Olympus Photo Hubs, set up at selected camps across Botswana, Rwanda, Namibia, Zimbabwe and Zambia, allow our guests to enjoy capturing images while our Wilderness photographic guides assist with sharing tips on how best to capture those powerful wilderness moments.
Isaac Kalio, Wilderness Safaris Shumba Guide, shares his top 20 favourite Olympus images taken with the Olympus OM-D E-M1 Mark II.
Enjoy viewing this beautiful selection!
An early morning hunt through dew-laden grass
An elephant bull approaching our vehicle.

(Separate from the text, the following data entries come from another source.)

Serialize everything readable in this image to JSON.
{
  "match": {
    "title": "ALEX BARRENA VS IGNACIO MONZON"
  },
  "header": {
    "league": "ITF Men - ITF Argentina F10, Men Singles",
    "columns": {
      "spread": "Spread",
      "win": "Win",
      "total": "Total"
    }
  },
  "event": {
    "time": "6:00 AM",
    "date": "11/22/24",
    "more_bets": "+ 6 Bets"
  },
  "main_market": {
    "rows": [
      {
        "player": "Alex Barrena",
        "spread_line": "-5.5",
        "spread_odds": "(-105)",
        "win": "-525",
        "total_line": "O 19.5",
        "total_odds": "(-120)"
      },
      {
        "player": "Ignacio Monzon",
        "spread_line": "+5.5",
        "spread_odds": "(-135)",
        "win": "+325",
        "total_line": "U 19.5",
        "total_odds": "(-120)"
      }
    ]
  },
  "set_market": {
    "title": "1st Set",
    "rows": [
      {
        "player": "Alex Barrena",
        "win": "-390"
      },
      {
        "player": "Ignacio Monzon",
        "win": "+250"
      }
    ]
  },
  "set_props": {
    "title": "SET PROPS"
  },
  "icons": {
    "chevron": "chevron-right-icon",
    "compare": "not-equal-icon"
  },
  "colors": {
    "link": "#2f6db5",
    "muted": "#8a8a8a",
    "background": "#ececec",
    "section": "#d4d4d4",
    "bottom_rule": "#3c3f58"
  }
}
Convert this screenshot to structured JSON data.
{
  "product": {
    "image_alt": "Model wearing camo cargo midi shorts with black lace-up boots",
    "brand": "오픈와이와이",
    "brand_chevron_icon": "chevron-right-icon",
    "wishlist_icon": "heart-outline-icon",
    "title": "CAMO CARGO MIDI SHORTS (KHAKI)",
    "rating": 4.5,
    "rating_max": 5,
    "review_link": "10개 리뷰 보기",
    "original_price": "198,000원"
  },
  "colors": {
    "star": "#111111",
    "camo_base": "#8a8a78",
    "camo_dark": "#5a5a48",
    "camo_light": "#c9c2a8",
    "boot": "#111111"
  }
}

We all know who’s boss here!
Early morning light perfectly complemented by two grey crowned cranes
A buffalo bull peers through the tall grasses
These two males arrived in 2018 as nomads. They are now well settled, and are breeding with our lionesses.
Lechwe in the mist at sunrise – taken from the deck of Shumba Camp
A large flock of open-billed storks. The storks have adapted to living on snails and fresh water mussels.
Elephants cross a channel making their way to an acacia island
The nomads in a ‘kick-boxing’ match!
Grey crowned cranes display their impressive wingspan in the misty early morning light
We watched this lioness from across the channel, only a few metres from our boat!
Puku are common in Busanga, and are differentiated from lechwe by their habitat (found in the dryer, rank grass alongside floodplains) and smaller size; they also do not have the lechwe’s distinguishing black bands on their forelegs.
A lioness eating grass as a way to ease uncomfortable digestion
Sable – another beautiful African antelope, not often seen in such large numbers
Low-level and close-up shots taken from the boat
Lechwes leap through deep water channels as they flee a pursuing predator
A lioness wards off a yellow-billed kite
At the beginning of the season, the channels are too deep for lions to cross. They prefer to leap from one riverbank to the other to avoid getting wet!
Spur-winged geese are commonly seen on game drives
Queen, the oldest lioness on the Plains, still has a lot of energy to leap across channels!